30.04.2008 | aktual.: 30.04.2008 15:52
Sąd prowadzi proces cywilny, w którym Krauze żąda przeprosin i miliona zł na Caritas od redagującej program TVP "Misja Specjalna" Anity Gargas i samej telewizji, za sugestie o powiązaniach ze światem przestępczym w latach 80. oraz obecnie z politykami i o roli Krauzego w sprawie przecieku z akcji CBA w resorcie rolnictwa. Oprócz procesu cywilnego Krauze zarzuca Gargas zniesławienie w procesie karnym.
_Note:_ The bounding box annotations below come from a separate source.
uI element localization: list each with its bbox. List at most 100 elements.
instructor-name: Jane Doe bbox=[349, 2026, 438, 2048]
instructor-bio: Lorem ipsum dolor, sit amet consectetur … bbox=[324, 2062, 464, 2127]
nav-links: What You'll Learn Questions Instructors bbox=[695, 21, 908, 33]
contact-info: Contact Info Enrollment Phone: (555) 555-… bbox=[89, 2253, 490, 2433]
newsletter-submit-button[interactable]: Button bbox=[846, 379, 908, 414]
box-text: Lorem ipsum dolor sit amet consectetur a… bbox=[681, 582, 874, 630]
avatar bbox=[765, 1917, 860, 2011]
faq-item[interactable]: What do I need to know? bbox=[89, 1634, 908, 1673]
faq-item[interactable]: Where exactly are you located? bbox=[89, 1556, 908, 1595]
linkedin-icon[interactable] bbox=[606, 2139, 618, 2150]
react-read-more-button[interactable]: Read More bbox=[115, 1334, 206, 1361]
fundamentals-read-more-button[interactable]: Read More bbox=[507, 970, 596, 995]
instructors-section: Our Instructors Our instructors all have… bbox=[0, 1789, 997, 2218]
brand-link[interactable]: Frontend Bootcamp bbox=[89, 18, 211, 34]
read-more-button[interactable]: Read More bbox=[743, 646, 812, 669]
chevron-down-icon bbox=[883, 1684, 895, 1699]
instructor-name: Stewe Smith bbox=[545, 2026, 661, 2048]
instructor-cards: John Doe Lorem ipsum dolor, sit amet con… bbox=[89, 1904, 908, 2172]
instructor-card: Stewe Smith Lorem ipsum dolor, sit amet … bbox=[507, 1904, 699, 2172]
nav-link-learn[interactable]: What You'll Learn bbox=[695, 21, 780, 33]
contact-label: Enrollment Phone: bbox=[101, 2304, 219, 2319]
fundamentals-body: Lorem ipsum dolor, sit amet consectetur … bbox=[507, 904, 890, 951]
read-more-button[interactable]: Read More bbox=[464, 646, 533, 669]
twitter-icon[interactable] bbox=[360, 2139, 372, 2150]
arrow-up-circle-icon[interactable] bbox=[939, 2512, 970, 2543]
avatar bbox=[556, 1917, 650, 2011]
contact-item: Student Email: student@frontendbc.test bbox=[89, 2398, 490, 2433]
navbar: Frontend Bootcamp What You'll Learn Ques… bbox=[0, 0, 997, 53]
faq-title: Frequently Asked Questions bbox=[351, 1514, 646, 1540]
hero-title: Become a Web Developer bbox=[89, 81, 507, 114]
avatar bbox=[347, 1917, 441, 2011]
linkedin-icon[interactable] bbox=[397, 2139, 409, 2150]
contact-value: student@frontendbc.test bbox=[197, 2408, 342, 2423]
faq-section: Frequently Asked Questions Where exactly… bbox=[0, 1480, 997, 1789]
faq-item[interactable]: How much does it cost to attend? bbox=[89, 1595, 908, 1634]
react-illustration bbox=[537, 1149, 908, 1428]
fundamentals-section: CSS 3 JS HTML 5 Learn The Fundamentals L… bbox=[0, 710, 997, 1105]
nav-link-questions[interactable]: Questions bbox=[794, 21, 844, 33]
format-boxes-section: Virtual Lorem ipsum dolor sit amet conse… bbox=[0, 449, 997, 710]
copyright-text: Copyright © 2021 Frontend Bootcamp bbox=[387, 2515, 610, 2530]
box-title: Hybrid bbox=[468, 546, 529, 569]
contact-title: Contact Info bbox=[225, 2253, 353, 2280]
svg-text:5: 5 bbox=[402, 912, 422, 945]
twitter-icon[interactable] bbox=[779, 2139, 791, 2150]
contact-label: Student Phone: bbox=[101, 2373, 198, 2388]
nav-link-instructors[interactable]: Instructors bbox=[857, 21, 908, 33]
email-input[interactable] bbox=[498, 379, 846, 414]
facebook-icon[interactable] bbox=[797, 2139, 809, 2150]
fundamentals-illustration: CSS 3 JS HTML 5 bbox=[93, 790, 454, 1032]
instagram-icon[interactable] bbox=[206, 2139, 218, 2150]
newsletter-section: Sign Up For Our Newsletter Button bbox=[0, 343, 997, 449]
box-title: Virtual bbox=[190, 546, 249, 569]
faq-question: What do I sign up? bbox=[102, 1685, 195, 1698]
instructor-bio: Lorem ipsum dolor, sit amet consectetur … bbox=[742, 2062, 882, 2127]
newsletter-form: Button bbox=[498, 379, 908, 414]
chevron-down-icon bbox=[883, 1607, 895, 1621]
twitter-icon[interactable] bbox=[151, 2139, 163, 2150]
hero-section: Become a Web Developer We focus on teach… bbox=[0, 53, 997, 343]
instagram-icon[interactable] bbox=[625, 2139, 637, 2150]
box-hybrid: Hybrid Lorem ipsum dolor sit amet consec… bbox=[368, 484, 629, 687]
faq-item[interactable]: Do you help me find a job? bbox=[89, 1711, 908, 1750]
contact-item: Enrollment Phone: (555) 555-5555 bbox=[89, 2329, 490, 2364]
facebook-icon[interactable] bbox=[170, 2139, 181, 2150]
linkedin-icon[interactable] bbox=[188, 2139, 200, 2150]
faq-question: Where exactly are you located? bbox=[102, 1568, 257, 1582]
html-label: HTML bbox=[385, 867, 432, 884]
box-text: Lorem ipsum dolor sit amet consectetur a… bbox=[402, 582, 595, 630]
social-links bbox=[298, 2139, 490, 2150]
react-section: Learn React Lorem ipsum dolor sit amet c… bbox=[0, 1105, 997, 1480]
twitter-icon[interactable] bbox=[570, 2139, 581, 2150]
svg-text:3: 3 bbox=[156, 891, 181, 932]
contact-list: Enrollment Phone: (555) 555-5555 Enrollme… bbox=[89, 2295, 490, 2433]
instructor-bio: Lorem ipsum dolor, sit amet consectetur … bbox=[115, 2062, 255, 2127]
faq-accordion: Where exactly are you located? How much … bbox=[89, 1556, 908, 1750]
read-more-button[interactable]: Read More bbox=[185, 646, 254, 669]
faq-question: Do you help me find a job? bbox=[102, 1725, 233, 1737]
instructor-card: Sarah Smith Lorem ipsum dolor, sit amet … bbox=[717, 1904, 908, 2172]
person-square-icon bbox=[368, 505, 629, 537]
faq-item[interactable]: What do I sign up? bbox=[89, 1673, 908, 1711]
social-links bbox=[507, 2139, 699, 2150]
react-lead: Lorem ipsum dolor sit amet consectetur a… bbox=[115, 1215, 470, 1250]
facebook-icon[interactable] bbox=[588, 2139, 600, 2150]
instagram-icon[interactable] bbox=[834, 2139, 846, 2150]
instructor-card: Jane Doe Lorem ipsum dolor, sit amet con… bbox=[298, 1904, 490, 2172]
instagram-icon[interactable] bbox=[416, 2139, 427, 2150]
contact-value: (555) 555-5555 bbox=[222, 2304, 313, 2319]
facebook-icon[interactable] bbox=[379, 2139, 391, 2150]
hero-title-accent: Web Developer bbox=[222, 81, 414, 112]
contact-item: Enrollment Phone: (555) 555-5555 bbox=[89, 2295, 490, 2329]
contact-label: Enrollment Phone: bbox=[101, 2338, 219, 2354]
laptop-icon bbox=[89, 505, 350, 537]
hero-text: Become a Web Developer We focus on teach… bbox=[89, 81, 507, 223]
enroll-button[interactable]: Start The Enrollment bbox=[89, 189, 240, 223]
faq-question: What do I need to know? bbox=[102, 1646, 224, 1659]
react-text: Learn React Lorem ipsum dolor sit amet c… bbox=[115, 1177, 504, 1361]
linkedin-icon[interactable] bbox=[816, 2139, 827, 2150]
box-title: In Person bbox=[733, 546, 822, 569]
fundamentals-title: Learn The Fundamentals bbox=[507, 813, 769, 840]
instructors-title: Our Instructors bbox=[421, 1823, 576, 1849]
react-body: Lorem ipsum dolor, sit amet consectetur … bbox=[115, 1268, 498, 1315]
18 września zeszłego roku w programie "Misja Specjalna" mówiono m.in. o powiązaniach Krauzego z politykami. Podkreślano, że w jego spółkach pracują byli politycy oraz ich krewni, a także byli funkcjonariusze służb specjalnych. Według "Misji", Krauze miał szukać poparcia wśród polityków wszystkich opcji politycznych. W programie poinformowano, że b. szef PZU Jaromir Netzel miał mówić, że zaplecze Krauzego stanowi 31 posłów.
Czy związki z politykami mogły ułatwić Krauzemu zdobycie intratnych kontaktów w państwowych firmach? Niewykluczone. Choć władze Prokomu temu zaprzeczają - mówił dziennikarz "Misji specjalnej". W programie wspominano też o rzekomych powiązaniach Krauzego ze środowiskiem zorganizowanej przestępczości.
Zaprezentowano w nim także wypowiedzi m.in. ówczesnych posłów Samoobrony Andrzeja Leppera i Janusza Maksymiuka, a także szefa Służby Kontrwywiadu Wojskowego Antoniego Macierewicza oraz b. szefa WSI gen. Marka Dukaczewskiego.
W innym odcinku programu mówiono zaś m.in. o roli Krauzego w sprawie przecieku dotyczącego akcji CBA w ministerstwie rolnictwa sugerując, że mógł on mieć w tym pewien udział. Pod koniec zeszłego roku Krauze, który od ujawnienia sprawy przebywał za granicą, został przesłuchany przez Prokuraturę Okręgową w Warszawie i usłyszał zarzut utrudniania śledztwa przez zatajenie, że spotkał się z Januszem Kaczmarkiem w hotelu Marriott.
Anita Gargas, pod redakcją której przygotowywana jest "Misja specjalna", po ujawnieniu, że Krauze chce ją pozwać mówiła, że autorzy programu podtrzymują wszystko to, co podali w materiałach. Przygotowaliśmy je niezwykle rzetelnie - zaznaczała.
W sądzie nie było ani Krauzego ani Gargas. Pełnomocnicy TVP i pozwanej wnieśli o wystąpienie do IPN o teczki Krauzego i "Nikosia", czemu sprzeciwiała się prawniczka biznesmena mec. Elżbieta Kosińska-Kozak. Jej zdaniem, nie sprecyzowano żadnych faktów, jakie miałyby udowadniać ewentualne informacje z teczek.
Ja również nie znam ich zawartości, ale wiedząc, że istnieją, bo informowała o nich prasa, można - po ich przeanalizowaniu - załączyć określone wiadomości do akt - replikował jej pełnomocnik Gargas, mec. Grzegorz Rybicki. Reprezentująca pozwaną TVP mec. Iwona Kuś powiedziała, że "tak się szczęśliwie złożyło, że tygodnik 'Wprost' poinformował właśnie, iż taka teczka istnieje".
Wskazała, że w publikacji tygodnika wspomina się o tym, iż w przechowywanych w IPN archiwach jest wiadomość, iż w 1986 r. Krauze zwrócił się o wydanie paszportu na wyjazd służbowy do RFN, ale nie dostał zgody. W uzasadnieniu decyzji ppłk Władysław Sikorski, naczelnik Wydziału do Walki z Przestępczością Gospodarczą miał napisać, że Krauze jest "podejrzany o współudział w kradzieżach samochodów na szkodę obywateli państw Europy Zachodniej w grupie przestępczej Nikodema Skotarczaka". Krauze odwołał się od tej decyzji, ale wniosek odrzucono "z uwagi na prowadzone śledztwo".
"Wprost" pisze, że w 1987 r., gdy Krauze po raz kolejny poprosił MSW o paszport, gdańska SB anulowała zakaz opuszczania kraju i wydano mu paszport na pięć lat. "W aktach IPN nie ma informacji, czy został oczyszczony z podejrzenia o współudział w działalności grupy przestępczej 'Nikosia'. Brakuje też dokumentów, stwierdzających formalne postawienie mu zarzutów" - donosi tygodnik. Rzecznik Prokomu Krzysztof Król w wypowiedzi cytowanej przez "Wprost" oświadczył, że Krauze nie uczestniczył w żadnej działalności przestępczej.